Memories of Ash by Intisar Khanani. ★★★★
Memories of Ash is a full, novel length sequel to the YA fantasy novella Sunbolt. In my review of Sunbolt, I noted that I was waiting to see where the sequels would take the series. Well it was worth the wait! Memories of Ash was even better than the first installment. It’s so much of what I want in a fantasy novel – a focus on adventure rather than romance, amazing world building, and a clever and kindhearted heroine.
While I suggest reading Sunbolt before Memories of Ash, you might be able to go into it without having read the novella. But why would you? Sunbolt is a lot of fun. Anyway, it was over two years since I’d read Sunbolt, and I didn’t find myself getting confused. Do note that there will be spoilers for the novella in the rest of this review.
Hitomi has spent the last year recovering her memories and learning magic under the tutelage of Brigit Stormwind. But then the High Council of Mages summons Stormwind to a trial, where she is accused of treason. The devious Arch Mage Blackflame is behind the trumped up charges, and Hitomi fears that Stormwind won’t return. As a result, she sets out on a mission to save her friend and mentor.

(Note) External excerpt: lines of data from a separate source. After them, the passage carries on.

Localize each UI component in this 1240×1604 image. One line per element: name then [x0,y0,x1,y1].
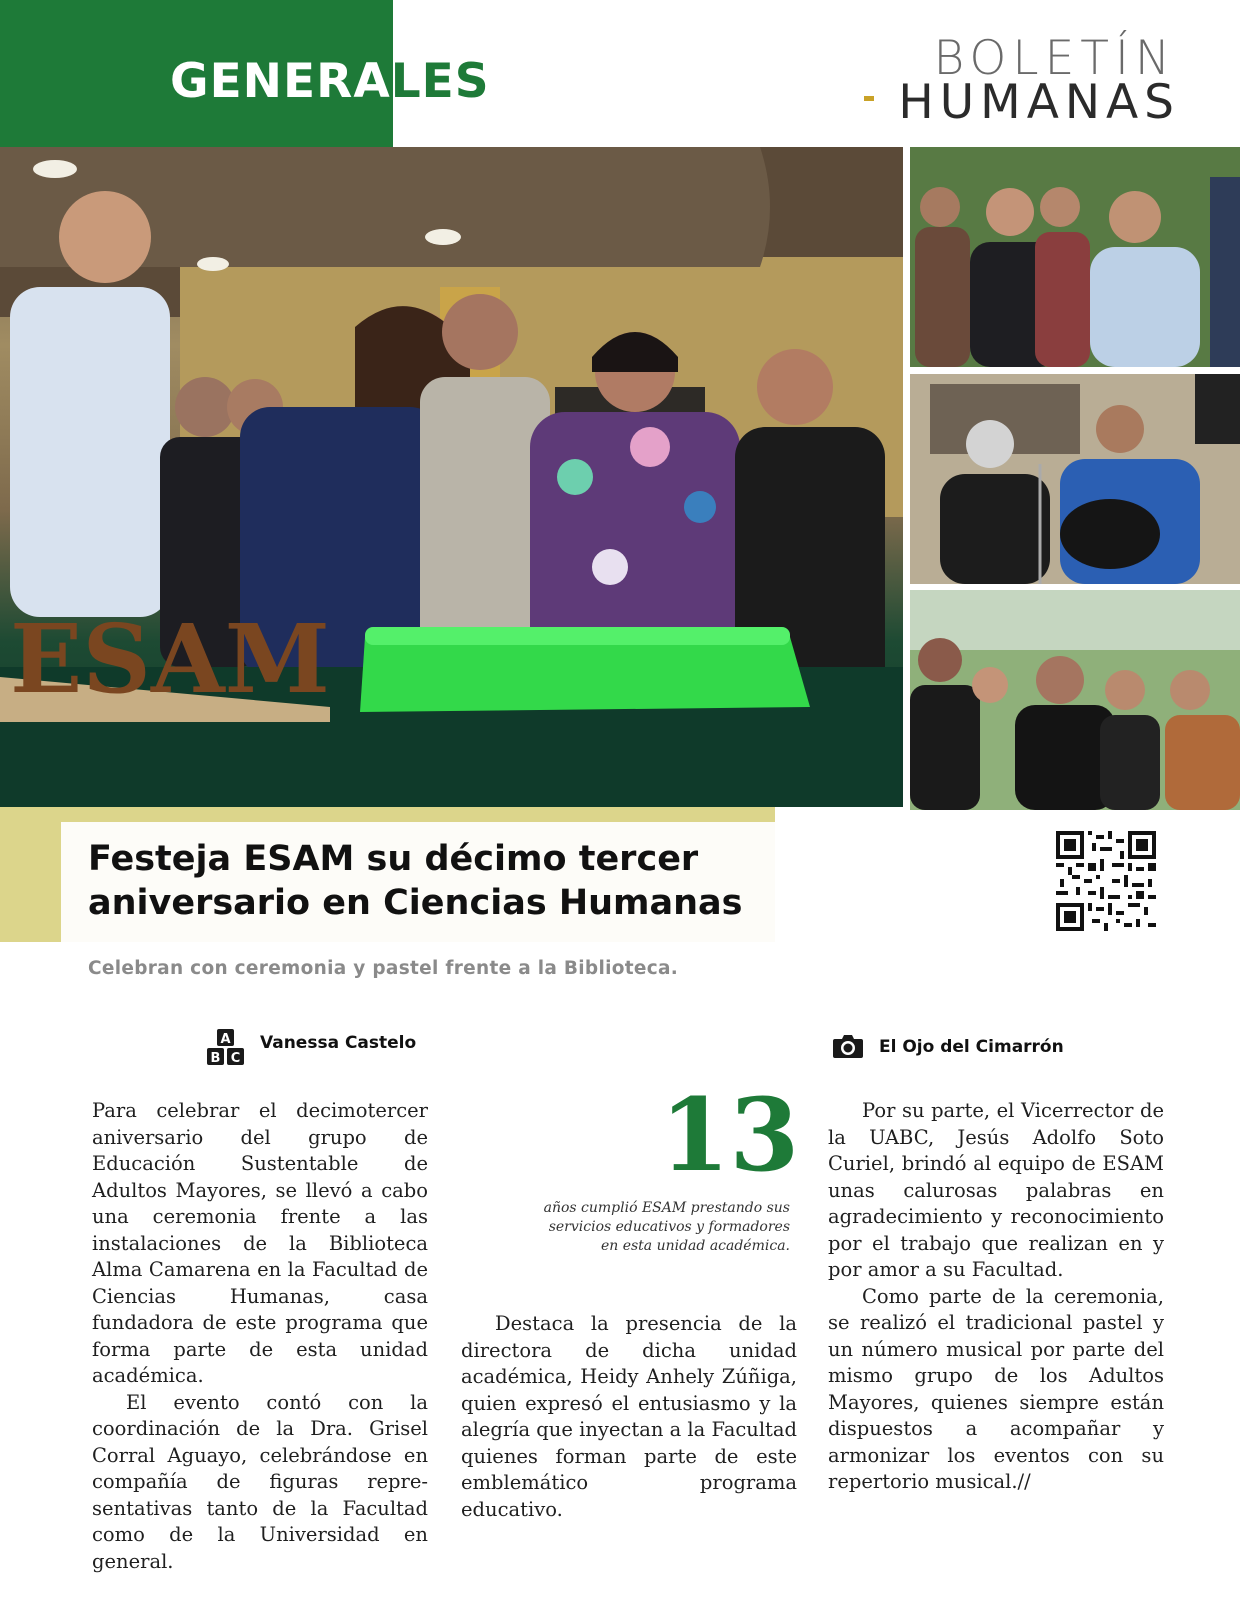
stat-number: 13 [660,1076,800,1194]
main-photo-illustration [0,147,903,807]
logo-word-top: BOLETÍN [933,31,1176,86]
block-letter-b: B [210,1051,221,1066]
paragraph: El evento contó con la coordinación de la Dra. Grisel Corral Aguayo, celebrándose en compañía de figuras repre-sentativas tanto de la Facultad como de la Universidad en general. [92,1390,428,1573]
esam-sign: ESAM [10,604,330,715]
article-headline: Festeja ESAM su décimo tercer aniversario en Ciencias Humanas [88,839,743,923]
camera-icon [832,1033,864,1059]
side-photo-seated-audience [910,590,1240,810]
boletin-humanas-logo [862,31,1180,130]
photo-credit: El Ojo del Cimarrón [879,1037,1064,1057]
side-photo-3-illustration [910,590,1240,810]
article-column-1 [92,1098,428,1575]
paragraph: Para celebrar el decimotercer aniversario del grupo de Educación Sustentable de Adultos Mayores, se llevó a cabo una ceremonia frente a las instalaciones de la Biblioteca Alma Camarena en la Facultad de Ciencias Humanas, casa fundadora de este programa que forma parte de esta unidad académica. [92,1099,428,1387]
logo-accent-mark [864,96,874,101]
block-letter-a: A [220,1032,231,1047]
logo-word-bottom: HUMANAS [898,75,1180,130]
author-name: Vanessa Castelo [260,1033,417,1053]
qr-code[interactable] [1056,831,1156,931]
side-photo-audience [910,147,1240,367]
article-column-2 [461,1311,797,1523]
block-letter-c: C [230,1051,241,1066]
section-title [170,52,490,112]
stat-caption: años cumplió ESAM prestando sus servicios educativos y formadores en esta unidad académica. [543,1200,790,1254]
article-column-3 [828,1098,1164,1496]
side-photo-musicians [910,374,1240,584]
section-title-part1: GENERA [170,54,391,109]
side-photo-1-illustration [910,147,1240,367]
paragraph: Destaca la presencia de la directora de dicha unidad académica, Heidy Anhely Zúñiga, quien expresó el entusiasmo y la alegría que inyectan a la Facultad quienes forman parte de este emblemático programa educativo. [461,1312,797,1521]
paragraph: Como parte de la ceremonia, se realizó el tradicional pastel y un número musical por parte del mismo grupo de los Adultos Mayores, quienes siempre están dispuestos a acompañar y armonizar los eventos con su repertorio musical.// [828,1284,1164,1493]
section-title-part2: LES [390,54,490,109]
main-photo-cake-cutting [0,147,903,807]
article-subtitle: Celebran con ceremonia y pastel frente a la Biblioteca. [88,958,679,979]
abc-blocks-icon [206,1028,246,1066]
side-photo-2-illustration [910,374,1240,584]
paragraph: Por su parte, el Vicerrector de la UABC, Jesús Adolfo Soto Curiel, brindó al equipo de ESAM unas calurosas palabras en agradecimiento y reconocimiento por el trabajo que realizan en y por amor a su Facultad. [828,1099,1164,1281]
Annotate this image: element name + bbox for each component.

I really loved the world building of Memories of Ash. We get to see a lot more of the world than we did in Sunbolt, and the story takes us to a desert city. Khanani has a knack for making her settings come alive, and there’s plenty of details that make her world feel unique and real. It also isn’t the Ye Old Medieval Europe type setting which you tend to see ad nauseam. Hitomi herself is mixed race, from cultures that seem analogous to Japan and somewhere in the Middle East. I also love the way magic is described in this book. It has an almost visual feel which strongly appeals to me.
Hitomi is a delightful protagonist. She’s a fledgling mage with some unusual capabilities that combine wonderfully with the tricks she picked up while living as a street thief and working in the resistance effort to Arch Mage Blackthorn. I have a fondness for rogue type characters, and Hitomi did not disappoint. She’s courageous, smart, and most of all, kind. She has a real moral backbone, and she’s determined to do what she believes is right, no matter the difficulty. In a word, she’s the best kind of heroine.
Memories of Ash was sheer fun. I highly recommend it for anyone who likes YA fantasy, and am eagerly awaiting whatever Ms. Khanani writes next.